Amazing how you see the flaws close-up but the overall picture can still be great. A reminder to work on the details but never lose sight of the big picture.

Basic stitching

Warmed up my color muscles, then on to the stitching muscles in the hands, feet, and mind. Some day these will warm up Christmas cards. (Hopefully in 2012)

Old basics

Another way to free up creativity is small pieces. Cleaning up the studio I put away a collection of fabric and fused plastic from this palette from summer of 2011.

Back to basics

Bottled-up creativity remains quiescent until an outlet is created. Returning to the basics frees the muscles to remember paths once followed and frees the mind to imagine new ones. A stash in need of cleaning, fingers in need of freeing, and a gift not needed combine to form these simple table centers, ready for hospitality.

Hands and imagination shaking off the accumulated rust of doing what is needed, to do it just for fun!

Working on the basics

This weekend I had the urge to create something – BUT our studio looked scrambled by a whirlwind.
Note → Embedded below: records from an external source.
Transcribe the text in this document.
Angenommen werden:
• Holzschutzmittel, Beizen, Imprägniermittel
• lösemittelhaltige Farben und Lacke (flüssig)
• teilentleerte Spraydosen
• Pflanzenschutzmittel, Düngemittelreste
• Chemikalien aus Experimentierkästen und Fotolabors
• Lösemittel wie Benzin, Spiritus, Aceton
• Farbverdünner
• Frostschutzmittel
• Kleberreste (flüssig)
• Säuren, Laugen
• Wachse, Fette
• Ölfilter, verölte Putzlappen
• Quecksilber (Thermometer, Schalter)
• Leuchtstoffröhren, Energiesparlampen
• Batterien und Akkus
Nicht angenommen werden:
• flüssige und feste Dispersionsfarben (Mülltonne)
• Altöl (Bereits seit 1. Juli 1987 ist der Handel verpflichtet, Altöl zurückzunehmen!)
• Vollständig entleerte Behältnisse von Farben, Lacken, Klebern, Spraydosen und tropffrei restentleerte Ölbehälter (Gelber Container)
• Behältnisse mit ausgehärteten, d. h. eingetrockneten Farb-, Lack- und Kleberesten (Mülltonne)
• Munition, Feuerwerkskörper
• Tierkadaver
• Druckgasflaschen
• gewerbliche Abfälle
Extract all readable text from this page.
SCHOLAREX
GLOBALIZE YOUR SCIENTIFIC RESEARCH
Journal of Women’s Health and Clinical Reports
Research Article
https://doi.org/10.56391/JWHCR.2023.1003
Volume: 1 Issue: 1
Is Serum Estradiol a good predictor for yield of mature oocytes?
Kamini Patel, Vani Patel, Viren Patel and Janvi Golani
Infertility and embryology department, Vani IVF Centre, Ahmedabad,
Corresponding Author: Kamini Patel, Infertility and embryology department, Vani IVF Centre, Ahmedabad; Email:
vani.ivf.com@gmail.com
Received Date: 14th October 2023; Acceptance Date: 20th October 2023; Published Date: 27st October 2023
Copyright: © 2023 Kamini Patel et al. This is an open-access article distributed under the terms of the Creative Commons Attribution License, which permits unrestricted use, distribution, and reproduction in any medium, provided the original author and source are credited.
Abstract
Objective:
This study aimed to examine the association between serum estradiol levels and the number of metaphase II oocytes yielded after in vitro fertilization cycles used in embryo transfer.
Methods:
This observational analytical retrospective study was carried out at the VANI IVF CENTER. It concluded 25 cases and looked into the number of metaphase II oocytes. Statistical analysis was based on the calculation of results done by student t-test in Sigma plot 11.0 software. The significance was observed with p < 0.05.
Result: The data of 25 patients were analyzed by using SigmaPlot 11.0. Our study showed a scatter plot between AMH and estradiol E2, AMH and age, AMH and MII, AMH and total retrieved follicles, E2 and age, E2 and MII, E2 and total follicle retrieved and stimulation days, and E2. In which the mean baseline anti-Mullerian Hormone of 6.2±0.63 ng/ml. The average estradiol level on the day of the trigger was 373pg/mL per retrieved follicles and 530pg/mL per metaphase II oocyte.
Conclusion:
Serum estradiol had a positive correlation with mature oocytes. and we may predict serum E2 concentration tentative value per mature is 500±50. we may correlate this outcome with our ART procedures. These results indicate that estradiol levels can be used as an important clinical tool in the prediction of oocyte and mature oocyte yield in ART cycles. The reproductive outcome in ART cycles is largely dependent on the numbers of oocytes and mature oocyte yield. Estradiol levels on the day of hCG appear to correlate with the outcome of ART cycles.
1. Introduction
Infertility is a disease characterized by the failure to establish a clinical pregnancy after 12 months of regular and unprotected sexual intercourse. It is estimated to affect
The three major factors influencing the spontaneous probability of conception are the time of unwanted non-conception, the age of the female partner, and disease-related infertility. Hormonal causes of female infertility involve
Too many projects, too many unfinished projects, too little clean up. I spent time gathering up the remnants of projects, enjoying the colors and designs and fabric collections and pondering what I had learned from each one. Then I organized my fabric so that I can jump into the new quilt series in my head that is clamoring to be started.

Life is sometimes like my studio. I don’t get things done because I let other things get in the way, sometimes the fear of finishing something and not being satisfied with it. I want to find the courage to finish more things.

More water

The original theme was water, but it needed a focal point I thought.  Decided to do a rock (which looks more like an open tomb) as had just finished our Wisdom installation at church, and had images of doorways to wisdom anchored in rocks in my head. How can wisdom be solid and yet grow? I started with oil pastels – next time I will use watercolor pastels on top of water color! Still unfinished.

Christ’s presence

Our arts and worship class pondered wisdom and the presence of wisdom. We looked at how Christ embodies wisdom. Here is a quote from “Becoming a Blessed Church” by N. Graham Standish that I’m thinking about this morning.

How do we preach Christ’s presence? We do so by constantly and consistently saying to people, “Look, there’s Christ in your midst, and there, and there, and there!” We do it by showing people that even if they are in darkness, they can find Christ’s light shining through the love of a family member, the kindness of a friend, a phrase in a book, or the inspiration form a song. We can also preach Christ’s presence by reminding people that Christ is in Scripture, in the sacraments, and in all of worship. We preach Christ’s presence by pointing to the incarnation of Christ in everything: our sufferings, our joys, our relationships, and our hearts.

Water unfinished

I’ve been puzzling about connectedness of things, the thin veil between our world and God’s world. This is an unfinished piece waiting for a bit more inspiration.

Wisdom: before the earth came to be

I’m sewing a fabric installation that we created in our January interim “Worship and the Arts” Sunday School class. What great energy and creativity I experienced as we dialogued about wisdom and faith! This small piece was the inspiration for a piece of our larger installation …. a color play I did over Christmas break in lovely warm Christmas colors that we translated into slightly brighter colors to evoke the variety of seasons of our life here on this earth.

A copy of this piece also formed the backdrop for “Welcome wisdom”.